The privatization of public space for private value extends into other areas as well. Local communities fight the establishment of homeless shelters, battered women’s shelters, drug treatment centers and day-labor community centers with a remarkably twisted logic. Businesses and local residents demand the imposition of physical boundaries and the use of exclusionary zoning laws to both protect the victimized (i.e. battered women, the homeless, immigrants, drug users) while at the same time arguing that these victimized statuses victimize residents and businesses. It is in all ways the ultimate hypocrisy to recognize the needs of the oppressed while demanding protection from those same oppressed people.
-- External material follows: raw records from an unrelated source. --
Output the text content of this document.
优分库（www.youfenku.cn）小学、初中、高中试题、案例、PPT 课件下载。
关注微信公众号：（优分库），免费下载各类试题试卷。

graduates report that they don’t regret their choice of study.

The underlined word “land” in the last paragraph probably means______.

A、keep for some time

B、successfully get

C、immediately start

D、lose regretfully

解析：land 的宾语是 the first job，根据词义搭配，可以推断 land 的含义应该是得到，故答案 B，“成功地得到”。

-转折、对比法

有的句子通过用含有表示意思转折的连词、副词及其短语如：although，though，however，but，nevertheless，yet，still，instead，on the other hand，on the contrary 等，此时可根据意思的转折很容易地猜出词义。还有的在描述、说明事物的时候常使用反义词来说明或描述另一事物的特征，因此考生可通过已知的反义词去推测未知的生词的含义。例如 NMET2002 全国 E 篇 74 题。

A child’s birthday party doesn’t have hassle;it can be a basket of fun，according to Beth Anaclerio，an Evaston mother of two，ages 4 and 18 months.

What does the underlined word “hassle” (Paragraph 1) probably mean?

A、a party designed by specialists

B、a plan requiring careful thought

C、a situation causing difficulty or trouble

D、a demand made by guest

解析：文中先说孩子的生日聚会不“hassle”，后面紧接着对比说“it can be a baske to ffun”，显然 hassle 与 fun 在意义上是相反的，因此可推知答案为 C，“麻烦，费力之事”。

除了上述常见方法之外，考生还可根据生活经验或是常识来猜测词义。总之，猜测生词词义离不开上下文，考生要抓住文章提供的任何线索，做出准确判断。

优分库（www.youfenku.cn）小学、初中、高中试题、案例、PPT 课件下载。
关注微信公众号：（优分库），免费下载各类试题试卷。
Exploited laborers caring for the lawns and bathrooms of privileged employers have to develop strategies to appear quiet, orderly, clean and unnoticed in order to enjoy the privilege of being exploited.

As opposed to controlling serious crime and social harm, the police and criminal justice system have become predominantly concerned with order maintenance and the minimization of risk. For example, in 2010, police in the United States made 13,122,110 arrests. Only 552,080 (4.2%) were for serious violent crimes and only 1,643,960 (12.5%) were for serious property crimes. In late modernity, order has come to be seen as more important than justice. In fact order has taken precedence over crime control. Order is seen as necessary for controlling the perceived threat that certain social groups pose to existing social order. The creation of criminal law, pervasive surveillance tactics, and racialized policing are the primary means by which order is achieved. Order maintenance has replaced crime control and is designed to protect the status quo and the flow of commerce, capital, and business interests. Furthermore, contemporary interpretations of the function of the police have also resulted in socially exclusive and marginalizing practices. Integral to these practices is the strict regulation of public space that discriminates on the basis of outward appearance and ethnicity. Thus, in an effort to maintain order, public space has increasingly become controlled, surveilled, and policed, often in a highly racialized manner. The control of public space is integral to controlling anyone who is deemed undesirable or a potential threat.
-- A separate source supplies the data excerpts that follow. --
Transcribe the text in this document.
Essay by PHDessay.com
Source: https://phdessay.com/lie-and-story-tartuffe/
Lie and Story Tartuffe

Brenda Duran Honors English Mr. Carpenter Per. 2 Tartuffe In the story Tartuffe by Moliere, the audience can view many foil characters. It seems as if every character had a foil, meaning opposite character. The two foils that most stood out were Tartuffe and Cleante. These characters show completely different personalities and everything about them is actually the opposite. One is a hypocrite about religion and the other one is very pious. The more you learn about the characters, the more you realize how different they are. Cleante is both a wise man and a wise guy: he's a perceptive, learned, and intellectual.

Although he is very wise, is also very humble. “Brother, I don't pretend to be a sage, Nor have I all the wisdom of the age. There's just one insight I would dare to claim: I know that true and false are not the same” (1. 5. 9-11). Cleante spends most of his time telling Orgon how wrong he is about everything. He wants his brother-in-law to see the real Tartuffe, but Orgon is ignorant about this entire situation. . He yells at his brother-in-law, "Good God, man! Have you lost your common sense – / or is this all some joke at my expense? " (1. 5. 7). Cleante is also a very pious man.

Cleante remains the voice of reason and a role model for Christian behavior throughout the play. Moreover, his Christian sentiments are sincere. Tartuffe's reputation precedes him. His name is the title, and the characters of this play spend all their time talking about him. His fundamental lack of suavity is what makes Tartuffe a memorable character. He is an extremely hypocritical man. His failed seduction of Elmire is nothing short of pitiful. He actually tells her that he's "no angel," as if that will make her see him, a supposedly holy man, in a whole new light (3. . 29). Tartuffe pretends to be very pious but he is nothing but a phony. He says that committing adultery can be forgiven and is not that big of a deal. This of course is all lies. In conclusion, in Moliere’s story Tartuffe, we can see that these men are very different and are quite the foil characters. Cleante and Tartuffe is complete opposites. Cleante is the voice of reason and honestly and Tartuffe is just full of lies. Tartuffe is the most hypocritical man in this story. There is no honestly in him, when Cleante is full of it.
Xenophobia is the building block upon which the regulation of public space and mobility are premised. Racial intolerance and cultural fears of otherness largely dominate the social discussion as the boundaries of the public and private spheres are determined. This xenophobic discourse, in conjunction with the hegemonic ideology of the powerful, have ultimately resulted in a change in the way in which public space is both defined and policed; quality and safety are largely dependent on the exclusion of racialized bodies, the poor, and those who are deemed undesirable. Though universal access to public space has never been equally extended to all citizens, criteria for admission is more strictly regulated today than in the past, in that racial and economic criteria are used to dictate geographic boundaries and the provision of public services. Thus, the notion of an all inclusive public sphere is merely an ideological tool used to perpetuate an elitist hegemony that benefits the dominant class through a justification of their interests as representative of the common good and as supported by public opinion. Through law and order discourse and the “harm principle,” state intervention is legitimated and justified as undesirables and dangerous others are equated to social harm and decay. Essentially, then, these individuals are criminalized not for what they have done, but rather for what they may do and the risk that they are perceived to pose to both social order and public safety.